Le "volume 2" de la saga intergalactique de Marvel sort mercredi en France. Et il est aussi fun et décomplexé que le premier volet des aventures de Star-Lord et sa bande.

Article rédigé par Pierre Godon
France Télévisions
Publié Mis à jour
Temps de lecture : 9min
Racoon Rocket et Baby Groot, les héros des "Gardiens de la galaxie : volume 2". (MARVEL)

Il y a les films où les spectateurs ne desserrent pas les mâchoires, comme les héros à l'écran, occupés à régler des conflits intergalactiques en slip moulant.
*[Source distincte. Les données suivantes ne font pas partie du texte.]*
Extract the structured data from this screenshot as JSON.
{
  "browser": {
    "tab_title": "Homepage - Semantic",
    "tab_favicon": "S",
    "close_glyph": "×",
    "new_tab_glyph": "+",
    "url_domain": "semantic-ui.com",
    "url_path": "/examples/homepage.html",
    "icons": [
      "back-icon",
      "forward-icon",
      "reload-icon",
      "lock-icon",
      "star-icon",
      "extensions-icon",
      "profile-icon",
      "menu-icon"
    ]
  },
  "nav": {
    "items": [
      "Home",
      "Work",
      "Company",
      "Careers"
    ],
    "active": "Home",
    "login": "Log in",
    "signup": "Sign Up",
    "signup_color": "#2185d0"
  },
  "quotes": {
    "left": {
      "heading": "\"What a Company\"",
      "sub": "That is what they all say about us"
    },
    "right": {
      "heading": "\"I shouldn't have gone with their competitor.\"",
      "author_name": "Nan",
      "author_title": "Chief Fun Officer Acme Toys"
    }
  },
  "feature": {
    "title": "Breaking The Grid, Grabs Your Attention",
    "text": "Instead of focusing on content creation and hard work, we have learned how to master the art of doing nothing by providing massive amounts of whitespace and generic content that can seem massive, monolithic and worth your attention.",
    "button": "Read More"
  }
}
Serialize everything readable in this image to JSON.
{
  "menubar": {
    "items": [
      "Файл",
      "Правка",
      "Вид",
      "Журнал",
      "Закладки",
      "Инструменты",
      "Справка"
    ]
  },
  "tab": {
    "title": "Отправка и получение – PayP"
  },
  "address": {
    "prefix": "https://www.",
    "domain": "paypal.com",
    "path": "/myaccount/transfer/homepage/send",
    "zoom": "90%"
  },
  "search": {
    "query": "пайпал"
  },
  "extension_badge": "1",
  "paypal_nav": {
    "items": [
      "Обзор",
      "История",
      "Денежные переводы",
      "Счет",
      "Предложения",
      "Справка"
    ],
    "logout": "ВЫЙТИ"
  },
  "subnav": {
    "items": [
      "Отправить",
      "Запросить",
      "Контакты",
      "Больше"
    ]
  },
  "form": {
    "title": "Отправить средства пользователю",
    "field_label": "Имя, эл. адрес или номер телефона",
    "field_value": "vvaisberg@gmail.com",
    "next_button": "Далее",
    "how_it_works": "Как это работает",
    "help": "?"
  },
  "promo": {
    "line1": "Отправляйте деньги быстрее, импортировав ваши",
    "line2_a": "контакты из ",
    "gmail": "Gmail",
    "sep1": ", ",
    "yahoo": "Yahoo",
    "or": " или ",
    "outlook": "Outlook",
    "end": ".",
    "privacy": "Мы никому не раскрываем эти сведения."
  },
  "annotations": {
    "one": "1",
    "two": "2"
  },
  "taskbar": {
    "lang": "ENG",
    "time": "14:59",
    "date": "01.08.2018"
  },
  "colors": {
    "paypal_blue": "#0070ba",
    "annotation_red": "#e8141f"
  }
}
Et il y a les popcorn movies qui s'assument, où l'histoire est un prétexte pour retrouver des personnages hauts en couleurs. Sorti en 2014 dans les salles obscures, le premier opus des Gardiens de la galaxie avait dépoussiéré le genre et rapporté au passage 770 millions de dollars de recettes dans le monde. Les Gardiens de la galaxie vol. 2 débarque sur les écrans mercredi 26 avril et confirme que Marvel a trouvé la recette de la potion magique du film cool. En voici les grandes lignes.

Te renouveler tu oseras

La genèse des Gardiens de la galaxie remonte à 2009, quand Marvel, l'éditeur de bandes dessinées devenu une machine à cash cinématographique, a initié son "Marvel Writing Program". Une douzaine de jeunes scénaristes se sont vus confier, durant quelques mois, des séries secondaires du tentaculaire univers Marvel, avec l'idée de défricher de nouvelles pistes de développement.

Une certaine Nicole Perlman se coltine Les Gardiens de la galaxie, un comic book oublié lancé dans les années 1960 que Marvel hésite à arrêter. Elle produit un script très novateur – qui sera ensuite totalement réécrit par James Gunn, le réalisateur – mais lance les bases d'un virage à 180° : fini les héros dotés de super-pouvoirs parce qu'ils ont été mordus par une araignée radioactive, et bienvenue à une flopée d'antihéros improbables.

En 2012, les studios Marvel, fraîchement rachetés par Disney, décident de communiquer sur ces personnages perçus comme les moins bankable par le service marketing : le raton laveur Racoon Rocket (imposé par James Gunn, qui a un raton laveur de compagnie dans le civil) et l'arbre Groot et son unique répartie "I Am Groot" répétée ad nauseam.

Kevin Feige, le grand patron des studios, qui préfère avoir une casquette vissée sur le crâne qu'un costume cravate, se souvient dans le livre The Marvel Studios Phenomenon de l'excitation du lancement : "Quand nous avons lancé le premier Iron Man, l'accueil était assez frais. Pourquoi les gens iraient voir un film avec un personnage dont ils n'ont jamais entendu parler ? Avec les Gardiens, c'était excitant de se retrouver dans la même position."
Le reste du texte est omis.